Flag Day for cogedores. The truly easy flags to identify are the first, Chile’s, a handsome blue, white, and red number:


And the second, Italy’s familiar green, white, and red (which I think of as Italian food colors):


But then the third, which should have been Brazil’s flag, except that I know that the Brazilian flag (#6 below) looks nothing like the third flag image in #1, which has one solid five-pointed star in the center of a single-color background, no stripes or bars:


There are, in fact, only two national flags that satisfy my description above: Somalia (white star on a light blue background) and Vietnam (yellow star on a red background). The first is very pretty, the second quite arresting, but neither resembles the third flag in #1.

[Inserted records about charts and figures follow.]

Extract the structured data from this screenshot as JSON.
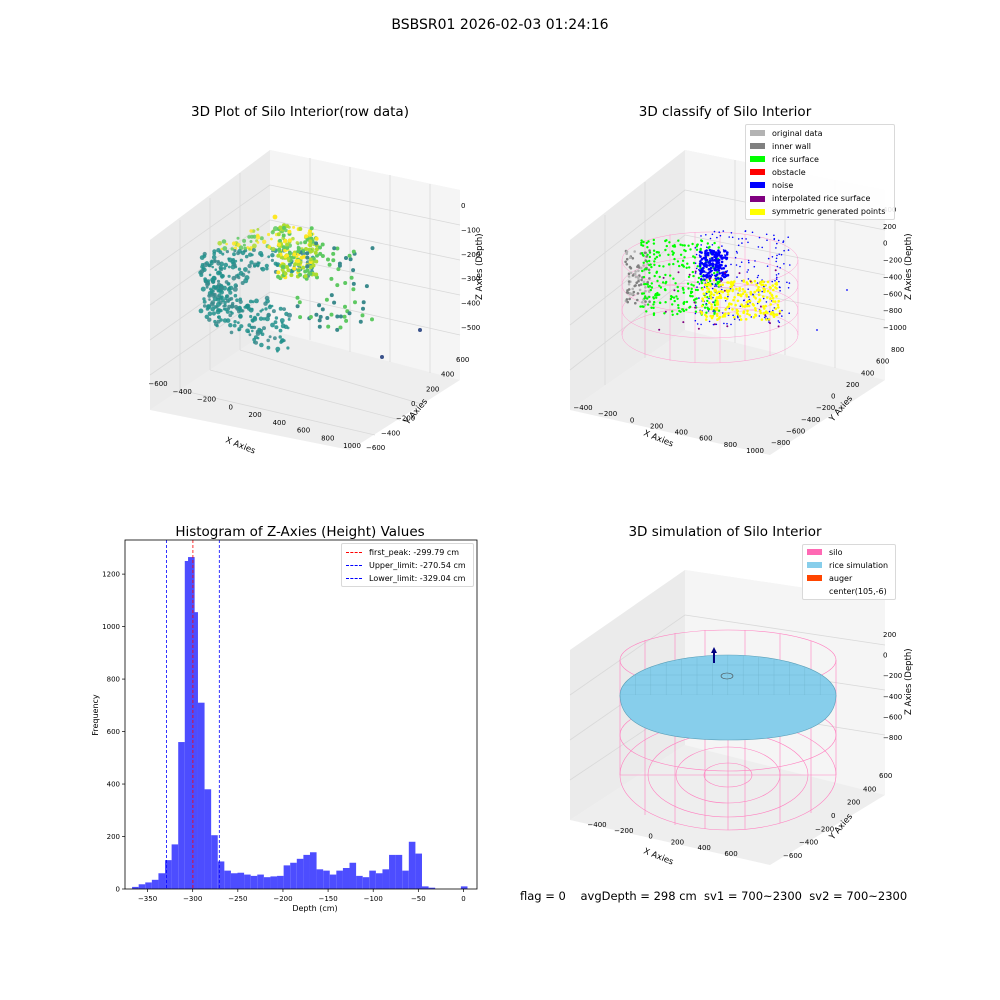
{
  "suptitle": "BSBSR01 2026-02-03 01:24:16",
  "panel1": {
    "title": "3D Plot of Silo Interior(row data)",
    "xlabel": "X Axies",
    "ylabel": "Y Axies",
    "zlabel": "Z Axies (Depth)",
    "xticks": [
      "−600",
      "−400",
      "−200",
      "0",
      "200",
      "400",
      "600",
      "800",
      "1000"
    ],
    "yticks": [
      "−600",
      "−400",
      "−200",
      "0",
      "200",
      "400",
      "600"
    ],
    "zticks": [
      "−500",
      "−400",
      "−300",
      "−200",
      "−100",
      "0"
    ]
  },
  "panel2": {
    "title": "3D classify of Silo Interior",
    "xlabel": "X Axies",
    "ylabel": "Y Axies",
    "zlabel": "Z Axies (Depth)",
    "xticks": [
      "−400",
      "−200",
      "0",
      "200",
      "400",
      "600",
      "800",
      "1000"
    ],
    "yticks": [
      "−800",
      "−600",
      "−400",
      "−200",
      "0",
      "200",
      "400",
      "600",
      "800"
    ],
    "zticks": [
      "−1000",
      "−800",
      "−600",
      "−400",
      "−200",
      "0",
      "200",
      "400"
    ],
    "legend": [
      {
        "label": "original data",
        "color": "#b3b3b3"
      },
      {
        "label": "inner wall",
        "color": "#808080"
      },
      {
        "label": "rice surface",
        "color": "#00ff00"
      },
      {
        "label": "obstacle",
        "color": "#ff0000"
      },
      {
        "label": "noise",
        "color": "#0000ff"
      },
      {
        "label": "interpolated rice surface",
        "color": "#800080"
      },
      {
        "label": "symmetric generated points",
        "color": "#ffff00"
      }
    ]
  },
  "panel4": {
    "title": "3D simulation of Silo Interior",
    "xlabel": "X Axies",
    "ylabel": "Y Axies",
    "zlabel": "Z Axies (Depth)",
    "xticks": [
      "−400",
      "−200",
      "0",
      "200",
      "400",
      "600"
    ],
    "yticks": [
      "−600",
      "−400",
      "−200",
      "0",
      "200",
      "400",
      "600"
    ],
    "zticks": [
      "−800",
      "−600",
      "−400",
      "−200",
      "0",
      "200"
    ],
    "legend": [
      {
        "label": "silo",
        "color": "#ff69b4"
      },
      {
        "label": "rice simulation",
        "color": "#87ceeb"
      },
      {
        "label": "auger",
        "color": "#ff4500"
      },
      {
        "label": "center(105,-6)",
        "color": ""
      }
    ]
  },
  "footer": "flag = 0    avgDepth = 298 cm  sv1 = 700~2300  sv2 = 700~2300",
  "chart_data": [
    {
      "type": "scatter",
      "title": "3D Plot of Silo Interior(row data)",
      "xlabel": "X Axies",
      "ylabel": "Y Axies",
      "zlabel": "Z Axies (Depth)",
      "xlim": [
        -600,
        1000
      ],
      "ylim": [
        -600,
        600
      ],
      "zlim": [
        -500,
        0
      ],
      "colormap": "viridis"
    },
    {
      "type": "scatter",
      "title": "3D classify of Silo Interior",
      "xlabel": "X Axies",
      "ylabel": "Y Axies",
      "zlabel": "Z Axies (Depth)",
      "xlim": [
        -400,
        1000
      ],
      "ylim": [
        -800,
        800
      ],
      "zlim": [
        -1000,
        400
      ],
      "legend_position": "top-right"
    },
    {
      "type": "bar",
      "title": "Histogram of Z-Axies (Height) Values",
      "xlabel": "Depth (cm)",
      "ylabel": "Frequency",
      "xlim": [
        -375,
        15
      ],
      "ylim": [
        0,
        1330
      ],
      "xticks": [
        -350,
        -300,
        -250,
        -200,
        -150,
        -100,
        -50,
        0
      ],
      "yticks": [
        0,
        200,
        400,
        600,
        800,
        1000,
        1200
      ],
      "bin_width": 7.3,
      "x": [
        -363.5,
        -356.2,
        -348.9,
        -341.6,
        -334.3,
        -327.0,
        -319.7,
        -312.4,
        -305.1,
        -301.5,
        -297.8,
        -290.5,
        -283.2,
        -275.9,
        -268.6,
        -261.3,
        -254.0,
        -246.7,
        -239.4,
        -232.1,
        -224.8,
        -217.5,
        -210.2,
        -202.9,
        -195.6,
        -188.3,
        -181.0,
        -173.7,
        -166.4,
        -159.1,
        -151.8,
        -144.5,
        -137.2,
        -129.9,
        -122.6,
        -115.3,
        -108.0,
        -100.7,
        -93.4,
        -86.1,
        -78.8,
        -71.5,
        -64.2,
        -56.9,
        -49.6,
        -42.3,
        -35.0,
        -27.7,
        -20.4,
        -13.1,
        -5.8,
        0.8
      ],
      "values": [
        8,
        18,
        25,
        35,
        60,
        110,
        170,
        560,
        1250,
        1265,
        1055,
        710,
        380,
        205,
        105,
        70,
        60,
        62,
        55,
        50,
        55,
        45,
        48,
        50,
        90,
        100,
        115,
        130,
        140,
        75,
        70,
        55,
        70,
        80,
        100,
        50,
        45,
        70,
        60,
        75,
        130,
        130,
        70,
        180,
        135,
        10,
        5,
        0,
        0,
        0,
        0,
        10
      ],
      "series": [
        {
          "name": "",
          "values": [
            8,
            18,
            25,
            35,
            60,
            110,
            170,
            560,
            1250,
            1265,
            1055,
            710,
            380,
            205,
            105,
            70,
            60,
            62,
            55,
            50,
            55,
            45,
            48,
            50,
            90,
            100,
            115,
            130,
            140,
            75,
            70,
            55,
            70,
            80,
            100,
            50,
            45,
            70,
            60,
            75,
            130,
            130,
            70,
            180,
            135,
            10,
            5,
            0,
            0,
            0,
            0,
            10
          ]
        }
      ],
      "bar_color": "#4d4dff",
      "vlines": [
        {
          "label": "first_peak: -299.79 cm",
          "x": -299.79,
          "color": "#ff0000"
        },
        {
          "label": "Upper_limit: -270.54 cm",
          "x": -270.54,
          "color": "#0000ff"
        },
        {
          "label": "Lower_limit: -329.04 cm",
          "x": -329.04,
          "color": "#0000ff"
        }
      ],
      "legend_position": "top-right"
    },
    {
      "type": "scatter",
      "title": "3D simulation of Silo Interior",
      "xlabel": "X Axies",
      "ylabel": "Y Axies",
      "zlabel": "Z Axies (Depth)",
      "xlim": [
        -400,
        600
      ],
      "ylim": [
        -600,
        600
      ],
      "zlim": [
        -800,
        200
      ],
      "legend_position": "top-right"
    }
  ]
}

It then occurred to me to abandon national flags and just go for flags historically associated with Brazil. Bingo! Snagged the fucker!

What’s in #1 is a highly stylized rendition of the Brazilian presidential standard (used since 1902, with small variations over time). The current version:


This is basically a yellow star on a green background, with a bunch of secondary details that are fun to find (on artistic grounds, though, I’d do away with the text).

One Response to “cogedores”

  1. Robert Coren Says:

    Clicking on the image and looking closely at the blown-up result suggests that the fourth flag is the Union Jack (UK).